My new profession was lucrative, but it came at two heavy prices. My father—ashamed that the legacy of Lady MacLean had virtually come to an end because of increased vigilance on the part of the bookkeepers at the Hamilton Street Railway—became deeply resentful of the entrepreneurial skills of his wife and daughter.

“You've made Evelyn into a common whore,” he told Mother one day.

“Evelyn is well paid for acting as a companion to wealthy gentlemen,” she briskly retorted.

“She has sex with men. Lets them put their things into her.”

“Donald, you've always had a coarse way with you.”

“I'm coarse? You've become a madam that sells her own daughter. In the old country, we called such people panderers.”

Mother's temper, badly masked at the best of times, asserted itself.

“You're the first man who tried to put his privates into her! For all I know you did! You're the person who
spoiled
Evelyn, not me. You're the real whoremonger!”

She struck him and, like a character in a pantomime, he fell abruptly to the floor. Suspecting that there was not much wrong with Punch, Judy began to chortle, until she noticed the blood at the side of his head. A bit guiltily, she reached down to assist him, whereupon he pulled her down upon himself, scratched her in the face, and proceeded to mount her, as if to fulfill his conjugal duties.

“Help me, Evie!” my mother yelled in her most theatrical way. She was not so much injured as surprised.

“Daddy, let go of her!” was the best I could do as I reached down and pulled her up by both arms. Getting up quickly, he raised his arm at me and then thought better of it. His inset eyes, like fiery dark pieces of coal, fastened themselves on me. When he saw that I had noticed his erection, he quickly retreated to the basement.

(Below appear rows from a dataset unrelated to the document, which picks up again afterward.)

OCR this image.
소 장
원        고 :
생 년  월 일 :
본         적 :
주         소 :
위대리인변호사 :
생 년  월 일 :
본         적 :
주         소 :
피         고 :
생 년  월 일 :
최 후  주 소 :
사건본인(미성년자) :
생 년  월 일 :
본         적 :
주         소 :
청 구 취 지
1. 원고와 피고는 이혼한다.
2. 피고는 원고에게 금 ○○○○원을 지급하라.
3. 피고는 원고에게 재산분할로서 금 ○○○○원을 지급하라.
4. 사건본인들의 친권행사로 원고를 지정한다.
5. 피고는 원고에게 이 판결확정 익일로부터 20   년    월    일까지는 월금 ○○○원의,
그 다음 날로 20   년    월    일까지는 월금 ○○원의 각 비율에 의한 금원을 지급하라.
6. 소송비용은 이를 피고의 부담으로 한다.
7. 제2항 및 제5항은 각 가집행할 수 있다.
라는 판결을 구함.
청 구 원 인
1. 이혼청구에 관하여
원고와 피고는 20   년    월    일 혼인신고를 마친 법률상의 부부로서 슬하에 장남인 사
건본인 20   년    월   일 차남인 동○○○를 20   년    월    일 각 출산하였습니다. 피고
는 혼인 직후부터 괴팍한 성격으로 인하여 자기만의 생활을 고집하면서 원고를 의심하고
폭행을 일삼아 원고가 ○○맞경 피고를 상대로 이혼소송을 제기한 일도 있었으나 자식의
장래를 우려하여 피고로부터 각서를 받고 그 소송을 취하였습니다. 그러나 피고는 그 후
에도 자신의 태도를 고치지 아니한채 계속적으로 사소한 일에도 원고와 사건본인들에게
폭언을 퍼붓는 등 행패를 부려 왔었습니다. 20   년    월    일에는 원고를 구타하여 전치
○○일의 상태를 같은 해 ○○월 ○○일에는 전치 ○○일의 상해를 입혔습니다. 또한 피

Despite the rubbers that Mother insisted be worn by all those clients who performed vaginal intercourse, I was soon faced with pregnancy—the most feared and common side-effect of my calling.

Abortion was an especially dangerous option in the forties. No hospital would perform such a procedure on a young healthy woman such as myself, and Rosie had told me of the deaths and mutilations endured at the hands of some of the local practitioners of the dark art of ridding unwanted babies from unwilling mothers-to-be.

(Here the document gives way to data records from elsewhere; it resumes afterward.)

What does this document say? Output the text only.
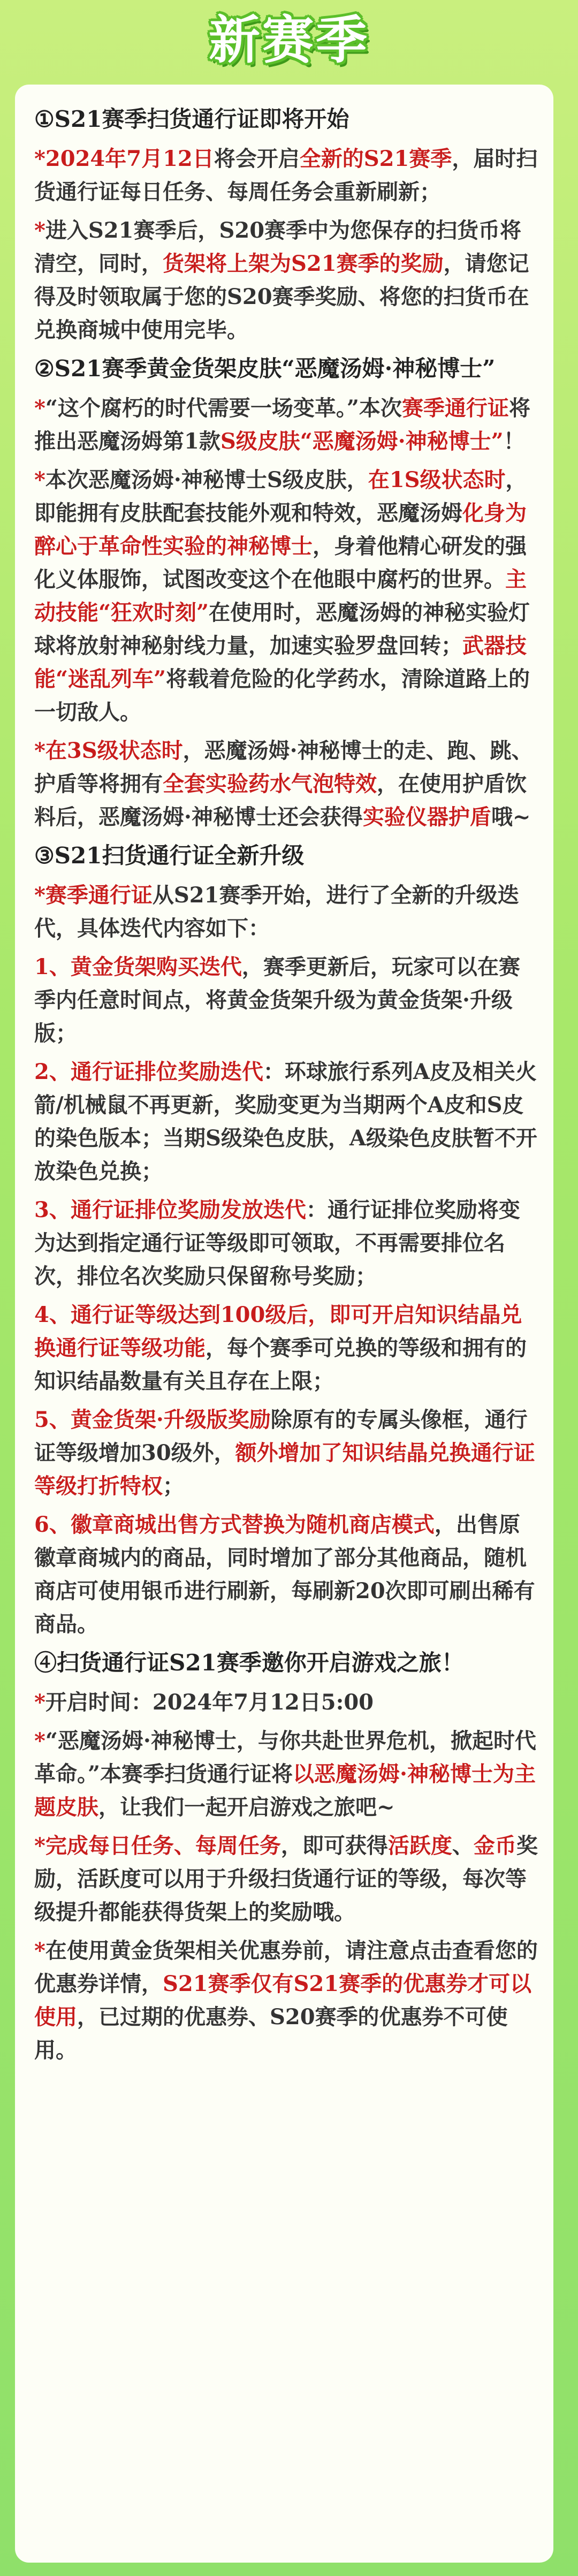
新赛季
①S21赛季扫货通行证即将开始
*2024年7月12日将会开启全新的S21赛季，届时扫货通行证每日任务、每周任务会重新刷新；
*进入S21赛季后，S20赛季中为您保存的扫货币将清空，同时，货架将上架为S21赛季的奖励，请您记得及时领取属于您的S20赛季奖励、将您的扫货币在兑换商城中使用完毕。
②S21赛季黄金货架皮肤“恶魔汤姆·神秘博士”
*“这个腐朽的时代需要一场变革。”本次赛季通行证将推出恶魔汤姆第1款S级皮肤“恶魔汤姆·神秘博士”！
*本次恶魔汤姆·神秘博士S级皮肤，在1S级状态时，即能拥有皮肤配套技能外观和特效，恶魔汤姆化身为醉心于革命性实验的神秘博士，身着他精心研发的强化义体服饰，试图改变这个在他眼中腐朽的世界。主动技能“狂欢时刻”在使用时，恶魔汤姆的神秘实验灯球将放射神秘射线力量，加速实验罗盘回转；武器技能“迷乱列车”将载着危险的化学药水，清除道路上的一切敌人。
*在3S级状态时，恶魔汤姆·神秘博士的走、跑、跳、护盾等将拥有全套实验药水气泡特效，在使用护盾饮料后，恶魔汤姆·神秘博士还会获得实验仪器护盾哦~
③S21扫货通行证全新升级
*赛季通行证从S21赛季开始，进行了全新的升级迭代，具体迭代内容如下：
1、黄金货架购买迭代，赛季更新后，玩家可以在赛季内任意时间点，将黄金货架升级为黄金货架·升级版；
2、通行证排位奖励迭代：环球旅行系列A皮及相关火箭/机械鼠不再更新，奖励变更为当期两个A皮和S皮的染色版本；当期S级染色皮肤，A级染色皮肤暂不开放染色兑换；
3、通行证排位奖励发放迭代：通行证排位奖励将变为达到指定通行证等级即可领取，不再需要排位名次，排位名次奖励只保留称号奖励；
4、通行证等级达到100级后，即可开启知识结晶兑换通行证等级功能，每个赛季可兑换的等级和拥有的知识结晶数量有关且存在上限；
5、黄金货架·升级版奖励除原有的专属头像框，通行证等级增加30级外，额外增加了知识结晶兑换通行证等级打折特权；
6、徽章商城出售方式替换为随机商店模式，出售原徽章商城内的商品，同时增加了部分其他商品，随机商店可使用银币进行刷新，每刷新20次即可刷出稀有商品。
④扫货通行证S21赛季邀你开启游戏之旅！
*开启时间：2024年7月12日5:00
*“恶魔汤姆·神秘博士，与你共赴世界危机，掀起时代革命。”本赛季扫货通行证将以恶魔汤姆·神秘博士为主题皮肤，让我们一起开启游戏之旅吧~
*完成每日任务、每周任务，即可获得活跃度、金币奖励，活跃度可以用于升级扫货通行证的等级，每次等级提升都能获得货架上的奖励哦。
*在使用黄金货架相关优惠券前，请注意点击查看您的优惠券详情，S21赛季仅有S21赛季的优惠券才可以使用，已过期的优惠券、S20赛季的优惠券不可使用。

I wish I could claim to have been a good, even an adequate mother, to Heather, who was born in July 1942. From the start, she was really my mother's child, almost as if I were the father who went out to work to support his wife and child. I never gained much weight during any of my pregnancies, especially so in this instance. I saw clients until the end of May and then took a relatively brief holiday until after Labour Day that year. My clients were told by Mother that I was pregnant and that no special risks during carnal exchanges would be tolerated. Miss MacLean became Mrs. White, in large part to evade the scrutiny of the ever-vigilant Children's Aid Society.